Making ourselves ready

In celebrating the Christian liturgical year, we are about to enter into the Lenten season. It all begins on Wednesday, March 9.

Ash Wednesday is a time where the church intentionally focuses on our relationship with our Lord. The church can really only point you in the right direction. It is up to each individual to examine one’s own relationship with his or her Lord.

So, what can I tell you about Him that will help this Lenten Season  to end in the best celebration of Easter you ever had?  I think I have the answer, and it comes straight from God’s word, it comes from the Gospel of John, Chapter 3, and verse 16: “For God so loved the world that he gave his only Son, so that everyone who believes in him may not perish but may have eternal life.”

Here are three reasons why we begin this season of Lent with ashes. I acknowledge that I have borrowed some thoughts from Dr. Reed Lessing as found in a bulletin pamphlet of Creative Communications for the Parish 2010.
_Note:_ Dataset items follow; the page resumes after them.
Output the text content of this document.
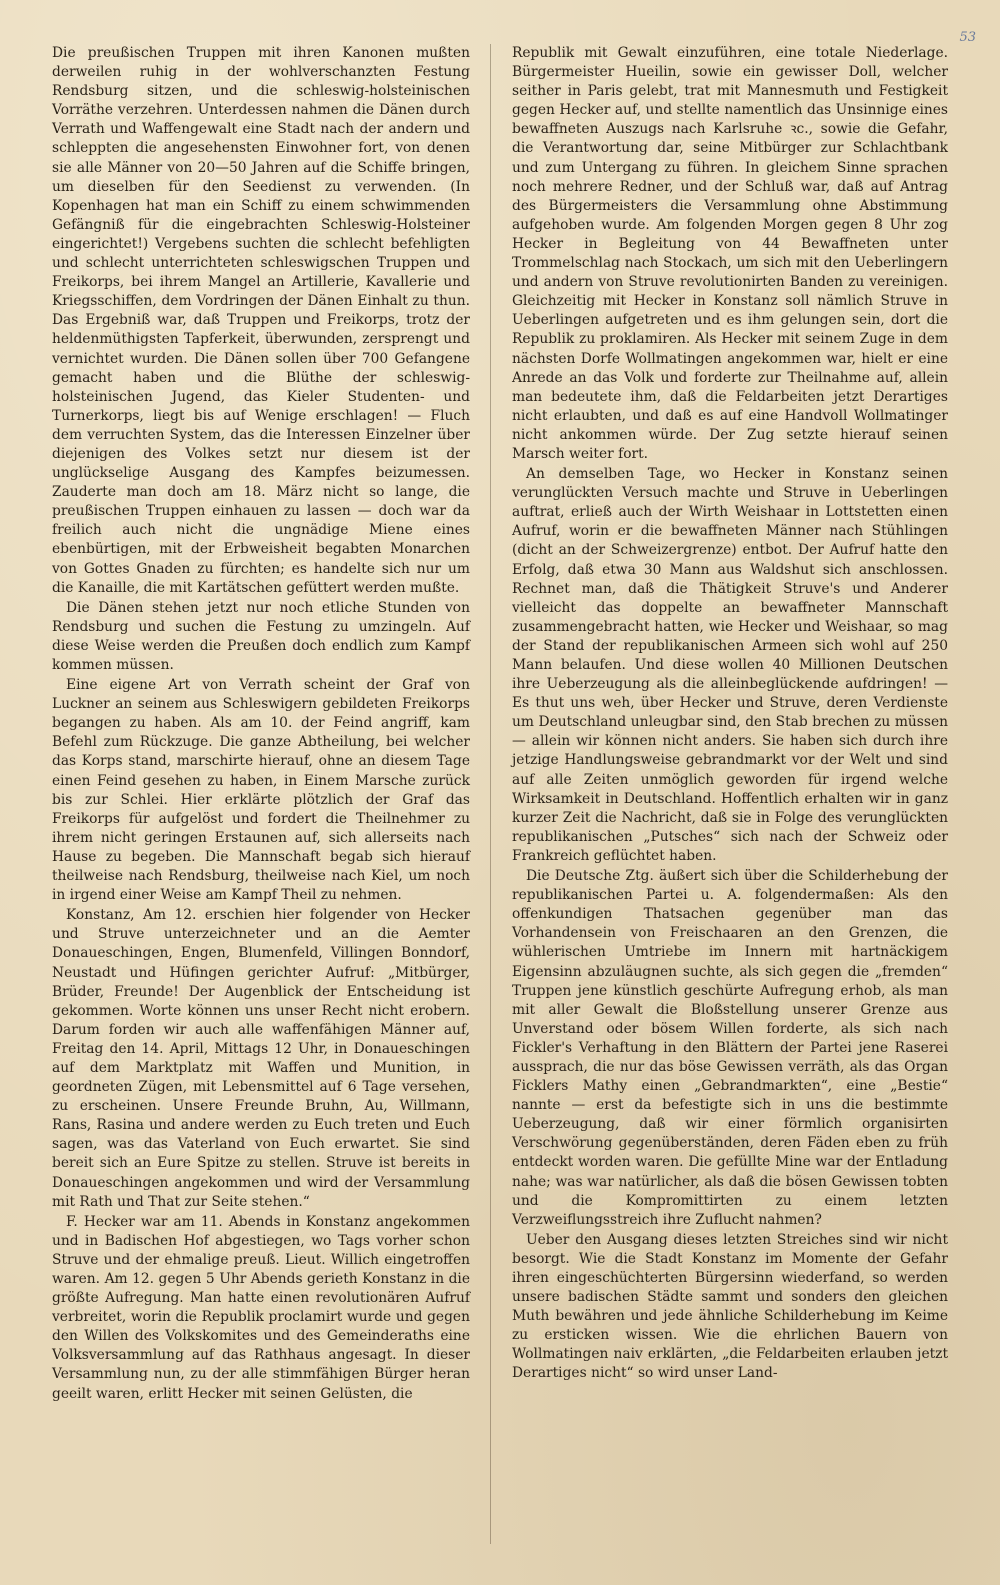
53

Die preußischen Truppen mit ihren Kanonen mußten derweilen ruhig in der wohlverschanzten Festung Rendsburg sitzen, und die schleswig-holsteinischen Vorräthe verzehren. Unterdessen nahmen die Dänen durch Verrath und Waffengewalt eine Stadt nach der andern und schleppten die angesehensten Einwohner fort, von denen sie alle Männer von 20—50 Jahren auf die Schiffe bringen, um dieselben für den Seedienst zu verwenden. (In Kopenhagen hat man ein Schiff zu einem schwimmenden Gefängniß für die eingebrachten Schleswig-Holsteiner eingerichtet!) Vergebens suchten die schlecht befehligten und schlecht unterrichteten schleswigschen Truppen und Freikorps, bei ihrem Mangel an Artillerie, Kavallerie und Kriegsschiffen, dem Vordringen der Dänen Einhalt zu thun. Das Ergebniß war, daß Truppen und Freikorps, trotz der heldenmüthigsten Tapferkeit, überwunden, zersprengt und vernichtet wurden. Die Dänen sollen über 700 Gefangene gemacht haben und die Blüthe der schleswig-holsteinischen Jugend, das Kieler Studenten- und Turnerkorps, liegt bis auf Wenige erschlagen! — Fluch dem verruchten System, das die Interessen Einzelner über diejenigen des Volkes setzt nur diesem ist der unglückselige Ausgang des Kampfes beizumessen. Zauderte man doch am 18. März nicht so lange, die preußischen Truppen einhauen zu lassen — doch war da freilich auch nicht die ungnädige Miene eines ebenbürtigen, mit der Erbweisheit begabten Monarchen von Gottes Gnaden zu fürchten; es handelte sich nur um die Kanaille, die mit Kartätschen gefüttert werden mußte.

Die Dänen stehen jetzt nur noch etliche Stunden von Rendsburg und suchen die Festung zu umzingeln. Auf diese Weise werden die Preußen doch endlich zum Kampf kommen müssen.

Eine eigene Art von Verrath scheint der Graf von Luckner an seinem aus Schleswigern gebildeten Freikorps begangen zu haben. Als am 10. der Feind angriff, kam Befehl zum Rückzuge. Die ganze Abtheilung, bei welcher das Korps stand, marschirte hierauf, ohne an diesem Tage einen Feind gesehen zu haben, in Einem Marsche zurück bis zur Schlei. Hier erklärte plötzlich der Graf das Freikorps für aufgelöst und fordert die Theilnehmer zu ihrem nicht geringen Erstaunen auf, sich allerseits nach Hause zu begeben. Die Mannschaft begab sich hierauf theilweise nach Rendsburg, theilweise nach Kiel, um noch in irgend einer Weise am Kampf Theil zu nehmen.

Konstanz, Am 12. erschien hier folgender von Hecker und Struve unterzeichneter und an die Aemter Donaueschingen, Engen, Blumenfeld, Villingen Bonndorf, Neustadt und Hüfingen gerichter Aufruf: „Mitbürger, Brüder, Freunde! Der Augenblick der Entscheidung ist gekommen. Worte können uns unser Recht nicht erobern. Darum forden wir auch alle waffenfähigen Männer auf, Freitag den 14. April, Mittags 12 Uhr, in Donaueschingen auf dem Marktplatz mit Waffen und Munition, in geordneten Zügen, mit Lebensmittel auf 6 Tage versehen, zu erscheinen. Unsere Freunde Bruhn, Au, Willmann, Rans, Rasina und andere werden zu Euch treten und Euch sagen, was das Vaterland von Euch erwartet. Sie sind bereit sich an Eure Spitze zu stellen. Struve ist bereits in Donaueschingen angekommen und wird der Versammlung mit Rath und That zur Seite stehen.“

F. Hecker war am 11. Abends in Konstanz angekommen und in Badischen Hof abgestiegen, wo Tags vorher schon Struve und der ehmalige preuß. Lieut. Willich eingetroffen waren. Am 12. gegen 5 Uhr Abends gerieth Konstanz in die größte Aufregung. Man hatte einen revolutionären Aufruf verbreitet, worin die Republik proclamirt wurde und gegen den Willen des Volkskomites und des Gemeinderaths eine Volksversammlung auf das Rathhaus angesagt. In dieser Versammlung nun, zu der alle stimmfähigen Bürger heran geeilt waren, erlitt Hecker mit seinen Gelüsten, die

Republik mit Gewalt einzuführen, eine totale Niederlage. Bürgermeister Hueilin, sowie ein gewisser Doll, welcher seither in Paris gelebt, trat mit Mannesmuth und Festigkeit gegen Hecker auf, und stellte namentlich das Unsinnige eines bewaffneten Auszugs nach Karlsruhe ꝛc., sowie die Gefahr, die Verantwortung dar, seine Mitbürger zur Schlachtbank und zum Untergang zu führen. In gleichem Sinne sprachen noch mehrere Redner, und der Schluß war, daß auf Antrag des Bürgermeisters die Versammlung ohne Abstimmung aufgehoben wurde. Am folgenden Morgen gegen 8 Uhr zog Hecker in Begleitung von 44 Bewaffneten unter Trommelschlag nach Stockach, um sich mit den Ueberlingern und andern von Struve revolutionirten Banden zu vereinigen. Gleichzeitig mit Hecker in Konstanz soll nämlich Struve in Ueberlingen aufgetreten und es ihm gelungen sein, dort die Republik zu proklamiren. Als Hecker mit seinem Zuge in dem nächsten Dorfe Wollmatingen angekommen war, hielt er eine Anrede an das Volk und forderte zur Theilnahme auf, allein man bedeutete ihm, daß die Feldarbeiten jetzt Derartiges nicht erlaubten, und daß es auf eine Handvoll Wollmatinger nicht ankommen würde. Der Zug setzte hierauf seinen Marsch weiter fort.

An demselben Tage, wo Hecker in Konstanz seinen verunglückten Versuch machte und Struve in Ueberlingen auftrat, erließ auch der Wirth Weishaar in Lottstetten einen Aufruf, worin er die bewaffneten Männer nach Stühlingen (dicht an der Schweizergrenze) entbot. Der Aufruf hatte den Erfolg, daß etwa 30 Mann aus Waldshut sich anschlossen. Rechnet man, daß die Thätigkeit Struve's und Anderer vielleicht das doppelte an bewaffneter Mannschaft zusammengebracht hatten, wie Hecker und Weishaar, so mag der Stand der republikanischen Armeen sich wohl auf 250 Mann belaufen. Und diese wollen 40 Millionen Deutschen ihre Ueberzeugung als die alleinbeglückende aufdringen! — Es thut uns weh, über Hecker und Struve, deren Verdienste um Deutschland unleugbar sind, den Stab brechen zu müssen — allein wir können nicht anders. Sie haben sich durch ihre jetzige Handlungsweise gebrandmarkt vor der Welt und sind auf alle Zeiten unmöglich geworden für irgend welche Wirksamkeit in Deutschland. Hoffentlich erhalten wir in ganz kurzer Zeit die Nachricht, daß sie in Folge des verunglückten republikanischen „Putsches“ sich nach der Schweiz oder Frankreich geflüchtet haben.

Die Deutsche Ztg. äußert sich über die Schilderhebung der republikanischen Partei u. A. folgendermaßen: Als den offenkundigen Thatsachen gegenüber man das Vorhandensein von Freischaaren an den Grenzen, die wühlerischen Umtriebe im Innern mit hartnäckigem Eigensinn abzuläugnen suchte, als sich gegen die „fremden“ Truppen jene künstlich geschürte Aufregung erhob, als man mit aller Gewalt die Bloßstellung unserer Grenze aus Unverstand oder bösem Willen forderte, als sich nach Fickler's Verhaftung in den Blättern der Partei jene Raserei aussprach, die nur das böse Gewissen verräth, als das Organ Ficklers Mathy einen „Gebrandmarkten“, eine „Bestie“ nannte — erst da befestigte sich in uns die bestimmte Ueberzeugung, daß wir einer förmlich organisirten Verschwörung gegenüberständen, deren Fäden eben zu früh entdeckt worden waren. Die gefüllte Mine war der Entladung nahe; was war natürlicher, als daß die bösen Gewissen tobten und die Kompromittirten zu einem letzten Verzweiflungsstreich ihre Zuflucht nahmen?

Ueber den Ausgang dieses letzten Streiches sind wir nicht besorgt. Wie die Stadt Konstanz im Momente der Gefahr ihren eingeschüchterten Bürgersinn wiederfand, so werden unsere badischen Städte sammt und sonders den gleichen Muth bewähren und jede ähnliche Schilderhebung im Keime zu ersticken wissen. Wie die ehrlichen Bauern von Wollmatingen naiv erklärten, „die Feldarbeiten erlauben jetzt Derartiges nicht“ so wird unser Land-
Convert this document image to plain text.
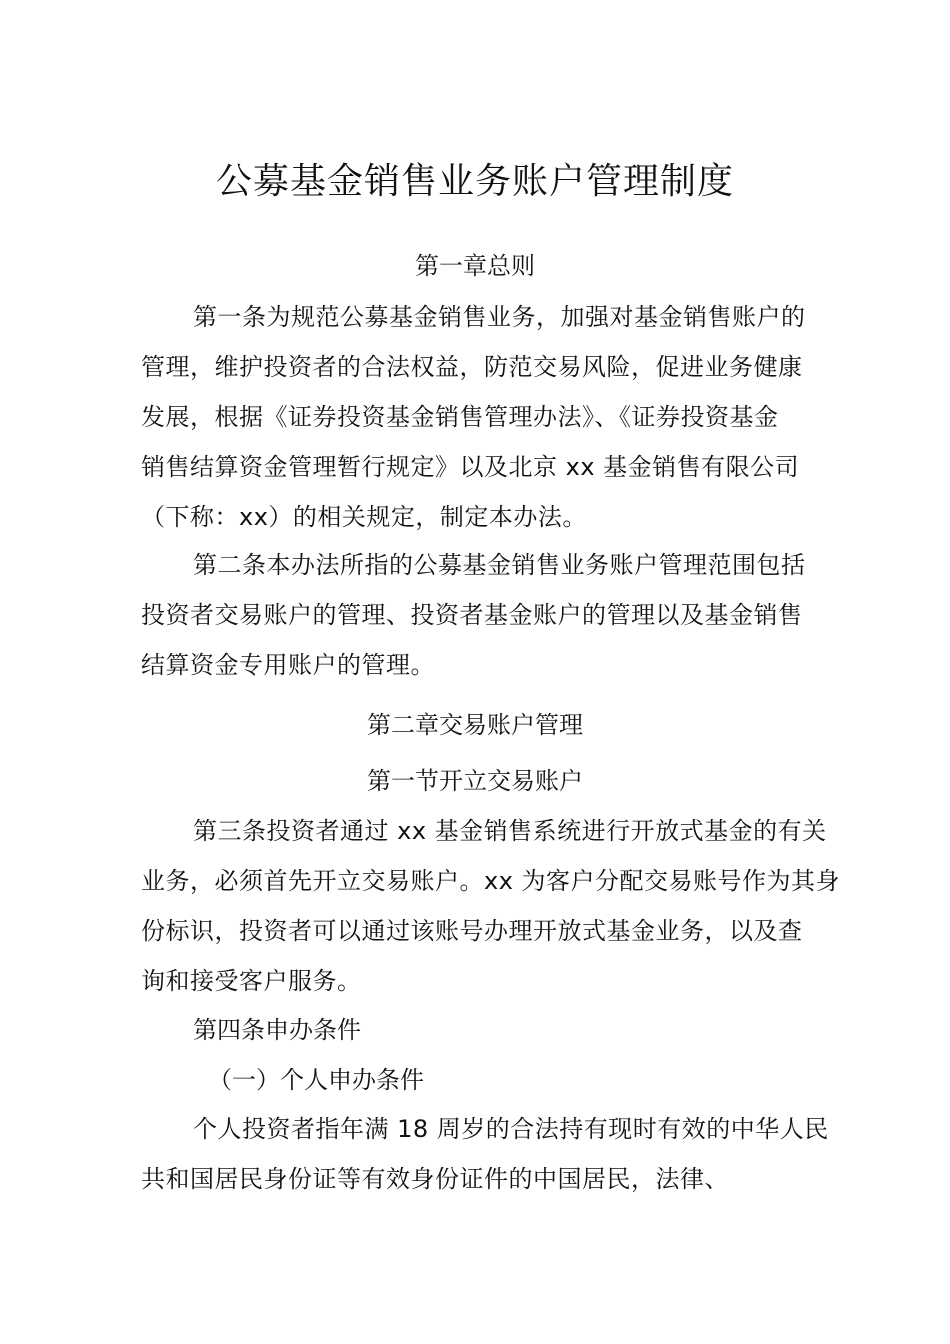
公募基金销售业务账户管理制度
第一章总则

第一条为规范公募基金销售业务，加强对基金销售账户的
管理，维护投资者的合法权益，防范交易风险，促进业务健康
发展，根据《证券投资基金销售管理办法》、《证券投资基金
销售结算资金管理暂行规定》以及北京 xx 基金销售有限公司
（下称：xx）的相关规定，制定本办法。

第二条本办法所指的公募基金销售业务账户管理范围包括
投资者交易账户的管理、投资者基金账户的管理以及基金销售
结算资金专用账户的管理。

第二章交易账户管理
第一节开立交易账户

第三条投资者通过 xx 基金销售系统进行开放式基金的有关
业务，必须首先开立交易账户。xx 为客户分配交易账号作为其身
份标识，投资者可以通过该账号办理开放式基金业务，以及查
询和接受客户服务。

第四条申办条件

（一）个人申办条件

个人投资者指年满 18 周岁的合法持有现时有效的中华人民
共和国居民身份证等有效身份证件的中国居民，法律、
First, it is Genesis 3:19 which says, “That we are dust, and to dust we shall return.” Someday we will return to dust and ashes. Because when Adam and Eve fell into sin; judgment and death came to all.  We all are born into sin, so we are marked for death and ashes. It is logical then, that ashes speak of condemnation for our sin.

Second, ashes also speak of our total dependence upon our loving God. Humans tend to think that we can do everything on our own. We think we are capable of taking care of ourselves and make our own plans for greatness. However, so often these plans fail and crumble into ashes. No matter how great we think we are, we are nothing, without the grace of God in our lives. “For by grace are you saved through faith ... it is the gift of God” (Ephesians 2:8).

Third, ashes speak of our humiliation and repentance. When the prophet Jonah preached to the city of Nineveh about the coming judgment of God upon their city, the people believed Jonah, and repented with signs of sackcloth and ashes. We too, must humble ourselves before God and ask forgiveness of God for our sins. “There is no one who is righteous, not even one” (Romans 3:10).

As Jonah called the people of Nineveh to repent, God is calling on each one of us to examine ourselves and to do the same.